Chad Wiseman’s first trip to the Isobel Cup Final to be his last with the Riveters

The Ice Garden talks with founding Riveters coach about the announcement of his new role

In three seasons with the Riveters, Head Coach Chad Wiseman has never been the type to attract attention to himself. Therefore, the announcement of his new job coming out before the most important game with his current team was a bit odd. On Tuesday, the Burlington Cougars announced Wiseman as the 2018-19 head coach—just five days before he and his team suit up for the Isobel Cup Final for the first time.

“Chad is a professional hockey person- a skills coach, systems coach, development coach, all in one … We see tremendous opportunity for Chad and our team to be successful both on and off the ice this season,” said Alex Bezerra, Cougars General Manager in the team press release.

“I’ve been fighting for a while here with decision-making and what the future looks like for myself and my family,” Wiseman told The Ice Garden Thursday night before Riveters practice.
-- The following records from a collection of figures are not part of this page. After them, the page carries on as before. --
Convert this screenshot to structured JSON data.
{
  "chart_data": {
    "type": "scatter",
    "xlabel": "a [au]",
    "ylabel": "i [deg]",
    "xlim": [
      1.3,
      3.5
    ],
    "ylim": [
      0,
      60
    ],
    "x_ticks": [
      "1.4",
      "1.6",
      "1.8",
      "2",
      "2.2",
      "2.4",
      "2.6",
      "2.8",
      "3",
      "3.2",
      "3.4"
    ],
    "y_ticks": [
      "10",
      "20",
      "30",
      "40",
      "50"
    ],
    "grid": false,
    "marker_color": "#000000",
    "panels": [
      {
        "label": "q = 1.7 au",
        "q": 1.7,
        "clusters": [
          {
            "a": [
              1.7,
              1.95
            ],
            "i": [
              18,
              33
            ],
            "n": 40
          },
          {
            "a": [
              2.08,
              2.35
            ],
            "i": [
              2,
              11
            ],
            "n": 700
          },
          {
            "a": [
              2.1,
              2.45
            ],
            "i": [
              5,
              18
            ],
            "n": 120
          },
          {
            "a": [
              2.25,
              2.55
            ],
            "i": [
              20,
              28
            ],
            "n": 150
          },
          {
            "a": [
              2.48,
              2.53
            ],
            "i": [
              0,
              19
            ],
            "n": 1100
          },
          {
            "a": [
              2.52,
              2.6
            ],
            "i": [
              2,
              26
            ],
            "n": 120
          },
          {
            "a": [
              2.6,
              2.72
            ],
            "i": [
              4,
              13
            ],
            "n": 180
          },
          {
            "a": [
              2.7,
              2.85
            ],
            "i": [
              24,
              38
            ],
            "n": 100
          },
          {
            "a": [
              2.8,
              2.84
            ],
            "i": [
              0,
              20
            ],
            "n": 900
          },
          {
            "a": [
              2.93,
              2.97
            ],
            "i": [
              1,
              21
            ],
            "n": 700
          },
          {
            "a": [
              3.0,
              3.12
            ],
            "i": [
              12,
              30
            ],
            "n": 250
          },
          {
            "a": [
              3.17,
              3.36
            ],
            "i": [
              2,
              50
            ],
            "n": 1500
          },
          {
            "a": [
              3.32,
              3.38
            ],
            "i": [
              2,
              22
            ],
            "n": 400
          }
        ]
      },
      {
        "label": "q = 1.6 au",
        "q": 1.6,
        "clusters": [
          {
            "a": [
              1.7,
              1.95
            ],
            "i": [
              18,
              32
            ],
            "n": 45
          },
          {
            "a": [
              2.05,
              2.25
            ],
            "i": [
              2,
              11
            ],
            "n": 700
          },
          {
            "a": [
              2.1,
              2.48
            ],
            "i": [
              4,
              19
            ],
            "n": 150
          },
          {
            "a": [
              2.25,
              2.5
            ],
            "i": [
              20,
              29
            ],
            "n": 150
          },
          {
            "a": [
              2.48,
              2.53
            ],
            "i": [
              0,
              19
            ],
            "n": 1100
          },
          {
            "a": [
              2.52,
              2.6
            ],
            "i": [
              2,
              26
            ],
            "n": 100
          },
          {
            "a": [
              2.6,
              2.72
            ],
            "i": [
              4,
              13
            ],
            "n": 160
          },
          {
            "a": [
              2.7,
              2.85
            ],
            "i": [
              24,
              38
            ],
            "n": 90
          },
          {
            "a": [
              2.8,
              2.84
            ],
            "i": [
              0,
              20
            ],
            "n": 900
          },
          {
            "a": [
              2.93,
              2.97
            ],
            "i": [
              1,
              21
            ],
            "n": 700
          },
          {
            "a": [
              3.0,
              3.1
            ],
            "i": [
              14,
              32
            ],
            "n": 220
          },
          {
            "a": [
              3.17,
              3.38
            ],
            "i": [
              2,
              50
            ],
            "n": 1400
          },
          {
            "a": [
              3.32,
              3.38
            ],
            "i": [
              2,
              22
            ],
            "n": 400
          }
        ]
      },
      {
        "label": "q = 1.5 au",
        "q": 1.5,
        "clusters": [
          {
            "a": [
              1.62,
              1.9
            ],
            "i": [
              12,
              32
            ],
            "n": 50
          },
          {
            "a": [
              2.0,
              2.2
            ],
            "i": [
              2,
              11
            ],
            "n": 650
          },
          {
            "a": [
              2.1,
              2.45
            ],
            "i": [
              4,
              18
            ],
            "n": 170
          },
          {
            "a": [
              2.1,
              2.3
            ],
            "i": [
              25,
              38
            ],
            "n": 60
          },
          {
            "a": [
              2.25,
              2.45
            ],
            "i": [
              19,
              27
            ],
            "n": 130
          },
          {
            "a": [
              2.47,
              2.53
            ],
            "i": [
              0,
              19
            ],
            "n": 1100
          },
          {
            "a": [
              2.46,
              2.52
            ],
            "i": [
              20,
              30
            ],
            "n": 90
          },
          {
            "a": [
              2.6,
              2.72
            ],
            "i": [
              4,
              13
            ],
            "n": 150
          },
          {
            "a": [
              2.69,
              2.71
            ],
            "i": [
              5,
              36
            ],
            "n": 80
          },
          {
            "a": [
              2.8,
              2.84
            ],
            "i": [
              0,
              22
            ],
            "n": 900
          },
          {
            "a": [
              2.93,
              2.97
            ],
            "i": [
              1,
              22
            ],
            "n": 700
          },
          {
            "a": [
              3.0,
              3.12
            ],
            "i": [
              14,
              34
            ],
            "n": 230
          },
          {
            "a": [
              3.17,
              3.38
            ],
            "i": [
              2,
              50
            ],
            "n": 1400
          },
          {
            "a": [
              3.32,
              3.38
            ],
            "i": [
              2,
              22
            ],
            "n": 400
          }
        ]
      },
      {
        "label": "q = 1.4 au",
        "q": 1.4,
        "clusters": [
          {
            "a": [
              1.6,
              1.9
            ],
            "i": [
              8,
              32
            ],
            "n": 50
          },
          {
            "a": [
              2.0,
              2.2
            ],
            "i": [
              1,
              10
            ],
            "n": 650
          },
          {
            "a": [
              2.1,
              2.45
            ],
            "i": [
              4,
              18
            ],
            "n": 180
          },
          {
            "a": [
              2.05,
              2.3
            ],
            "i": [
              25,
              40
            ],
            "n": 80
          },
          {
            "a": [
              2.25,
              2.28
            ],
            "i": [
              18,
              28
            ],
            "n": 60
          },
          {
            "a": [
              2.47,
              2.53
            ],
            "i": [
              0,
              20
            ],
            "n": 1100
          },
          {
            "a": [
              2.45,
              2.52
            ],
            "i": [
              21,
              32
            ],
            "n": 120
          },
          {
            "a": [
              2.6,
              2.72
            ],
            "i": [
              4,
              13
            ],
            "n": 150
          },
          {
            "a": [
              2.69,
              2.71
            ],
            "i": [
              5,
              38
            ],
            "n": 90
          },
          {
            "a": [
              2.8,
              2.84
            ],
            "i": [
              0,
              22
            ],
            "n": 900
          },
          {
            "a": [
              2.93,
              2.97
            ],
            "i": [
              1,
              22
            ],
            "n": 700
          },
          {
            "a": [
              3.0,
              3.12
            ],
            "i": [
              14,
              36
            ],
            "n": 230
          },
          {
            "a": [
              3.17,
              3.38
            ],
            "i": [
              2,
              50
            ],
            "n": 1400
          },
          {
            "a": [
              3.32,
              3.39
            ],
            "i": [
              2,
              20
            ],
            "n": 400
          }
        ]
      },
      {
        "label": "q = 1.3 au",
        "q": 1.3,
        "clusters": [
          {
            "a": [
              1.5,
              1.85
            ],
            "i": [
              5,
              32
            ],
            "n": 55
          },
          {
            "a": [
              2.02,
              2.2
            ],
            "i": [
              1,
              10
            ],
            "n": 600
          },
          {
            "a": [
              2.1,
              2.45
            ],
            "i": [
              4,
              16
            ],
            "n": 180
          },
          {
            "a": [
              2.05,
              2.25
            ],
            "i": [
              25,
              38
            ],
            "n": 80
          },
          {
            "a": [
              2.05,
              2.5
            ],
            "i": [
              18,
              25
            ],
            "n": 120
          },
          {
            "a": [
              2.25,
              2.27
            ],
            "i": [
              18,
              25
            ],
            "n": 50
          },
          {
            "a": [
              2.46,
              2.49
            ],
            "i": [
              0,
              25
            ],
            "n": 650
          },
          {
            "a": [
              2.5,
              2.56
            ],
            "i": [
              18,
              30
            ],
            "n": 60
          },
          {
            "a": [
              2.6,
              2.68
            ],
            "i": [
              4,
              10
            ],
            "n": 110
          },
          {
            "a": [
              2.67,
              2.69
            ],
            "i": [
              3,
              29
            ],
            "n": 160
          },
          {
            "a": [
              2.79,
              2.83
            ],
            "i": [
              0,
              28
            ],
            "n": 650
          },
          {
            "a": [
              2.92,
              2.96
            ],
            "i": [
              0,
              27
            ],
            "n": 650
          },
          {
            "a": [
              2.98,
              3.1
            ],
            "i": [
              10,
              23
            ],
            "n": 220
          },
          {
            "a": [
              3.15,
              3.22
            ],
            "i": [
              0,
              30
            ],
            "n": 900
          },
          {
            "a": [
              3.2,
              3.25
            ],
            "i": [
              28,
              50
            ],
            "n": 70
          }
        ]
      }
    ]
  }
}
For the past three seasons, Wiseman has traveled down from Canada to coach the Riveters. It is a sacrifice he and his family make willingly for him to carve a path to his ultimate goal as an NHL coach.

Recently, being closer to home has been a high priority. Wiseman’s wife has required numerous surgeries, the latest just a week ago. “I didn’t know what I was going to do,” said Wiseman, who was offered a position with the Cougars weeks before his wife’s latest procedure. “Last week, I decided that I think it’s best that I make this decision for myself. Obviously, it’s a great opportunity, but I’d really like to be home with my family.”

In addition to being much closer to home, Wiseman will also have the opportunity to continue coaching with a very familiar organization. Wes Wiseman, Chad’s father, served as the head coach of the Cougars from 2001 to 2007.  Additionally, Chad and his four brothers played for the organization growing up.

Yet, there is a bittersweet feeling to his time with the Riveters coming to an end. “Unfortunately, we all have to make those decisions in life, and they’re hard decisions.” Wiseman admitted he had few concrete expectations when he started in the NWHL. Like many other hockey fans, he didn’t know much about the women’s game beyond the Olympics. It wasn’t until midway through the 2015-16 season that he saw a clear vision for success in the women’s game.

“I didn’t have a ton of expectations when I started and about halfway through the season when things really got rolling, I saw how quickly our team was coming together. Last year, there was an opportunity to win because we were really good, but it was unlikely. So we were really looking [towards] year three. I think it was a three-year plan.”

It has taken Wiseman exactly three seasons to get to the final, with the help of four season one veterans: Ashley Johnston, Madison Packer, Bray Ketchum, and Kiira Dosdall. In that time, Wiseman took the franchise from four wins total in the inaugural season to an eleven game winning streak to start the third season. In just one year, he took the Riveters from fourth to second in the NWHL regular season standings.

Not only has Wiseman made clear his vision for the team, but he’s always been upfront about his commitments to his family and his ambitions as a coach. “We’re really happy for him,” said Riveters forward Miye D’Oench.  “He’s given us so much, he’s been so dedicated and sacrificed so much for this team over the last three years and delivered a tremendous result already, regardless of what happens on Sunday.”

Three-year athletic trainer Ashley Robbins added, “He’s been one of the greatest coaches I’ve ever worked with … it’s sad to see him go, but this is what’s best for him and his family. It’s that next step for him.”  Robbins added that the culture of the franchise may change under new leadership, but she is confident in the foundation the veterans, herself included, have built. She also added, somewhat playfully, that she could see Wiseman returning, “He’ll come back. He’ll miss us.”

When asked if he was available to help with the transition of leadership, Wiseman responded, “Absolutely. One hundred percent … I’d love to stay involved in the league and I’ve expressed that to Dani [Rylan], and she’s been great and super supportive.”

So, we might not have seen the last of Chad Wiseman in the NWHL. In fact, he has one more game to coach before opening the next chapter of his hockey career. He will lead the Riveters in one last battle. If all goes according to the three-year plan, he will celebrate with this team Sunday. Regardless of the outcome, on Tuesday he will be officially introduced as the head coach of his former team.